These are very important questions as the trial team is likely to become aware of material prior art or other material information either through its own investigation or simply through the accused infringer’s disclosure of its invalidity contentions.  At least one recent district court decision suggests that the duty of disclosure does NOT trump a trial attorney’s obligations under the protective order to maintain the confidentiality of protected information [2.1.03 Protective Orders].  As a final matter, while possibly not under the same duty of disclosure as a patent owner, the requester nonetheless has the duty of candor during the PTO proceeding, as that Rule 11.18 applies equally to both reexaminations and all other proceedings before the PTO [37 C.F.R. § 11.18].

The uncertainty between the required and also preferable bounds of the duty of disclosure in reexaminations and the ever present specter of a violation of the duty of disclosure, where even many at the PTO will say they do not know where the real lines are, is argued by some as just another example of why significant change in the law of inequitable conduct (or the duty of disclosure) needs to occur, whether by court decision or legislative change.

Privilege Issues

Is there a waiver of privilege when a PTO submission, prosecution event, or meeting uses litigation work product or reveals trial strategy?  The patent owner has an obligation to inform the PTO of any concurrent district court litigation in ex parte and inter partes reexaminations.  While the CRU monitors the concurrent litigation, it is prudent for the patent owner to view this as an ongoing duty.  For inter partes reexamination, any person can file a paper notifying the PTO of a concurrent proceeding.

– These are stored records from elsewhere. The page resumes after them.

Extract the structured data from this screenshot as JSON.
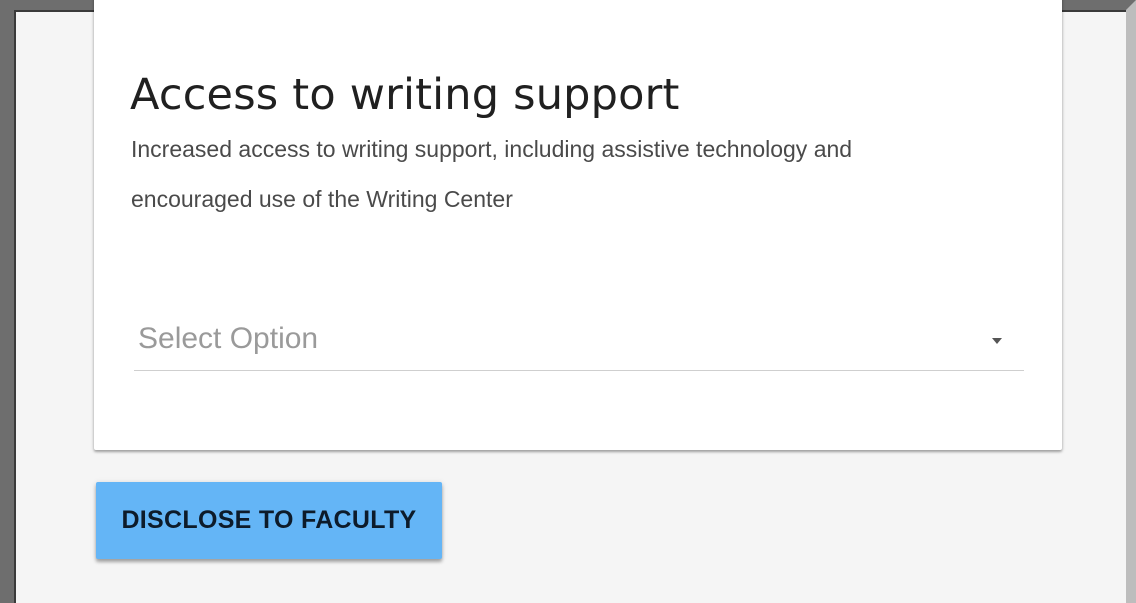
{
  "card": {
    "title": "Access to writing support",
    "description": "Increased access to writing support, including assistive technology and encouraged use of the Writing Center"
  },
  "select": {
    "placeholder": "Select Option",
    "icon": "caret-down-icon"
  },
  "actions": {
    "disclose_label": "DISCLOSE TO FACULTY"
  },
  "colors": {
    "button_background": "#64b5f6",
    "page_background": "#f5f5f5",
    "card_background": "#ffffff"
  }
}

If a party thinks information must be disclosed, the protective order should specify procedure for the parties to “meet and confer” to resolve any disclosure issues.  If parties cannot agree, then the issue may need to be raised to the presiding judge.  One way to protect information that a party feels must be disclosed, but is designated under the protective order, is to file the information under seal at the PTO with a petition to expunge at the conclusion of the proceeding [MPEP §§ 724.04 - 724.06]. 

The PTO specifies detailed procedures for filing information under seal in pending applications.  The information to be protected is submitted in a labeled, sealed envelope.  A petition to expunge the information accompanies the sealed documents.  If the examiner does not believe the sealed information is material to patentability, the petition is granted and the information is expunged from the file.  If the information is deemed material to patentability, the petition is denied, the information will become part of the application record, and the information will be available to the public.

It is important to note, however, that the information filed under seal may be made public at the conclusion of the reexamination process, if the information is deemed material to patentability.  Therefore, the court and the party owning the confidential information should be involved in the decision to disclose and how the disclosure is made to the PTO.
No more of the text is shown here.